Dans son dernier ouvrage, J.-F. Draperi ouvre un chantier vaste et stimulant : celui de construire la théorie générale de l’économie sociale et solidaire, défi impossible à relever, selon lui, à partir des approches trop partielles. L’économie sociale est trop insérée dans l’économie capitaliste, même si certaines de ses règles permettent aux hommes d’être « plus vertueux » ; l’économie solidaire restreint le champ de la solidarité économique et l’entrepreneuriat social est trop soutenu par le capitalisme des grandes entreprises. Pour rendre compte des nouvelles pratiques et dépasser l’approche limitée à un ensemblier d’entreprises, l’auteur appelle de ses voeux la reconstruction d’une théorie, ou d’une doctrine, qui l’affirme comme mouvement social susceptible de constituer une alternative, sur la base d’un projet social "qui s’adresse à la société dans son ensemble". Il sait que cette démarche sera de longue haleine, mais il tente d’en poser quelques jalons.

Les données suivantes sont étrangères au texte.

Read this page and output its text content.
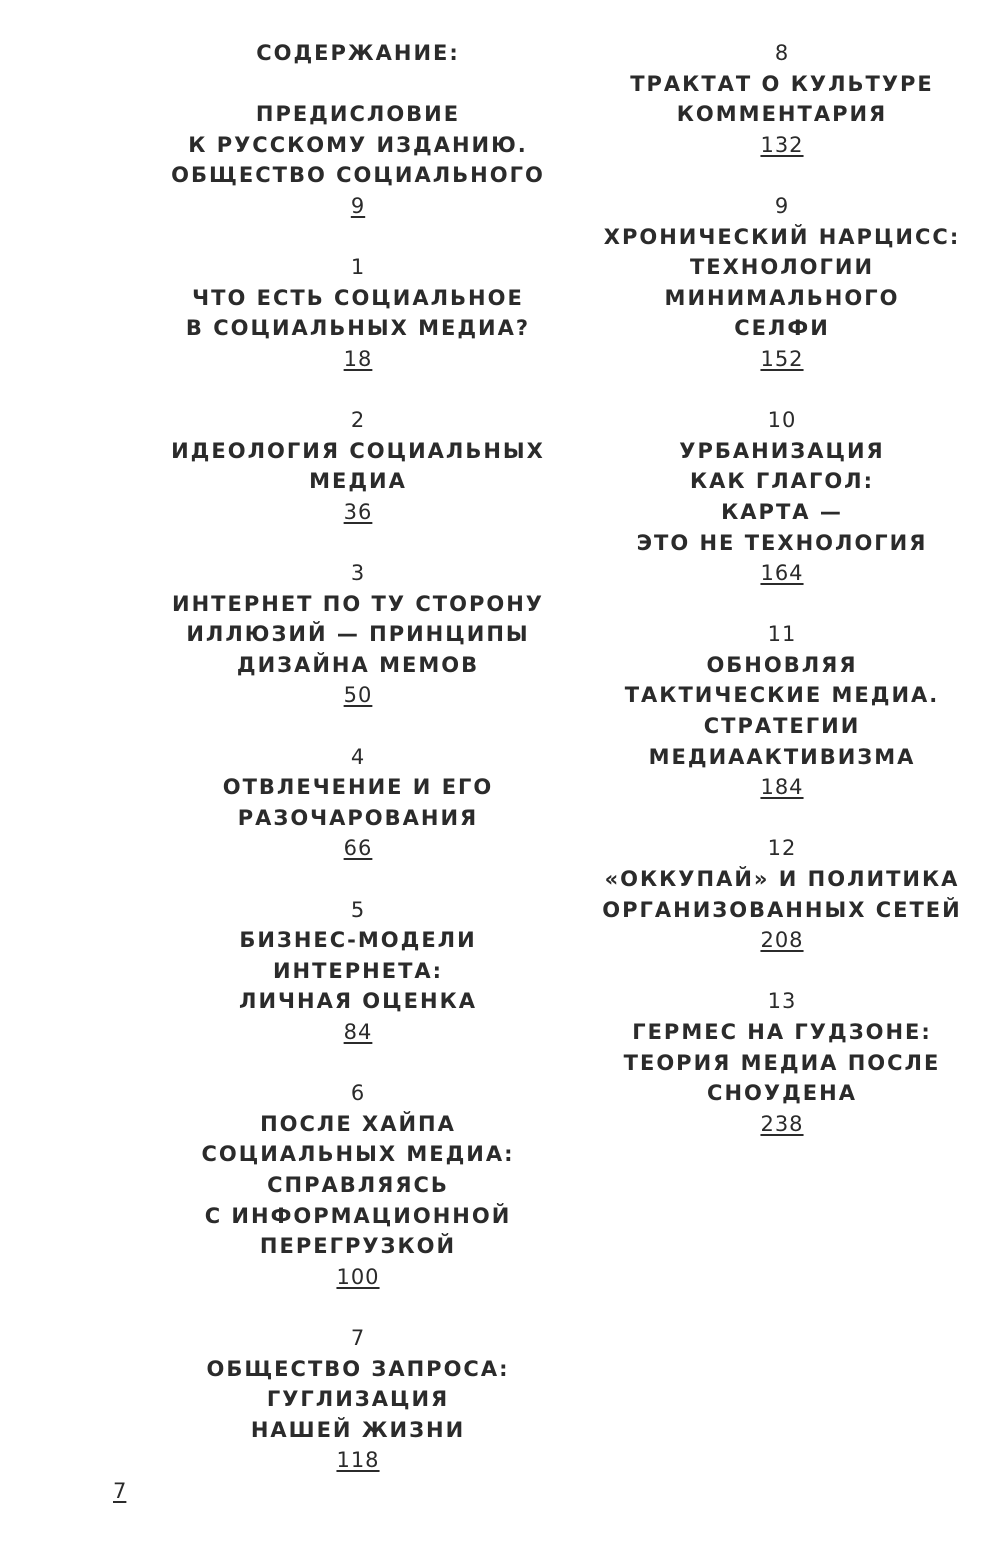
СОДЕРЖАНИЕ:
ПРЕДИСЛОВИЕ
К РУССКОМУ ИЗДАНИЮ.
ОБЩЕСТВО СОЦИАЛЬНОГО
9
1
ЧТО ЕСТЬ СОЦИАЛЬНОЕ
В СОЦИАЛЬНЫХ МЕДИА?
18
2
ИДЕОЛОГИЯ СОЦИАЛЬНЫХ
МЕДИА
36
3
ИНТЕРНЕТ ПО ТУ СТОРОНУ
ИЛЛЮЗИЙ — ПРИНЦИПЫ
ДИЗАЙНА МЕМОВ
50
4
ОТВЛЕЧЕНИЕ И ЕГО
РАЗОЧАРОВАНИЯ
66
5
БИЗНЕС-МОДЕЛИ
ИНТЕРНЕТА:
ЛИЧНАЯ ОЦЕНКА
84
6
ПОСЛЕ ХАЙПА
СОЦИАЛЬНЫХ МЕДИА:
СПРАВЛЯЯСЬ
С ИНФОРМАЦИОННОЙ
ПЕРЕГРУЗКОЙ
100
7
ОБЩЕСТВО ЗАПРОСА:
ГУГЛИЗАЦИЯ
НАШЕЙ ЖИЗНИ
118
8
ТРАКТАТ О КУЛЬТУРЕ
КОММЕНТАРИЯ
132
9
ХРОНИЧЕСКИЙ НАРЦИСС:
ТЕХНОЛОГИИ МИНИМАЛЬНОГО
СЕЛФИ
152
10
УРБАНИЗАЦИЯ
КАК ГЛАГОЛ:
КАРТА —
ЭТО НЕ ТЕХНОЛОГИЯ
164
11
ОБНОВЛЯЯ
ТАКТИЧЕСКИЕ МЕДИА.
СТРАТЕГИИ
МЕДИААКТИВИЗМА
184
12
«ОККУПАЙ» И ПОЛИТИКА
ОРГАНИЗОВАННЫХ СЕТЕЙ
208
13
ГЕРМЕС НА ГУДЗОНЕ:
ТЕОРИЯ МЕДИА ПОСЛЕ
СНОУДЕНА
238
7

Critique de l’échange capitaliste
Cette théorie ne pouvant pas faire l’impasse d’une analyse critique du capitalisme, l’ouvrage adopte un point de départ très actuel qui ouvre à discussion : la critique de l’échange capitaliste (ce qui le conduit à un grand détour à travers le capitalisme commercial, industriel, puis financier). Selon l’auteur, il est insuffisant de considérer le capitalisme (et en conséquence l’économie sociale et solidaire) comme un mode de production et il est nécessaire de dénoncer le rapport de force, la concentration oligopolistique et l’opacité qui détruisent le lien social direct de réciprocité, et donc la société « qui se construit par l’échange ». A partir de l’échange, se pose la question du changement, terme proche étymologiquement : « changer d’échelle », « changer pour changer » ou « changement social » ? C’est la question centrale de l’ouvrage.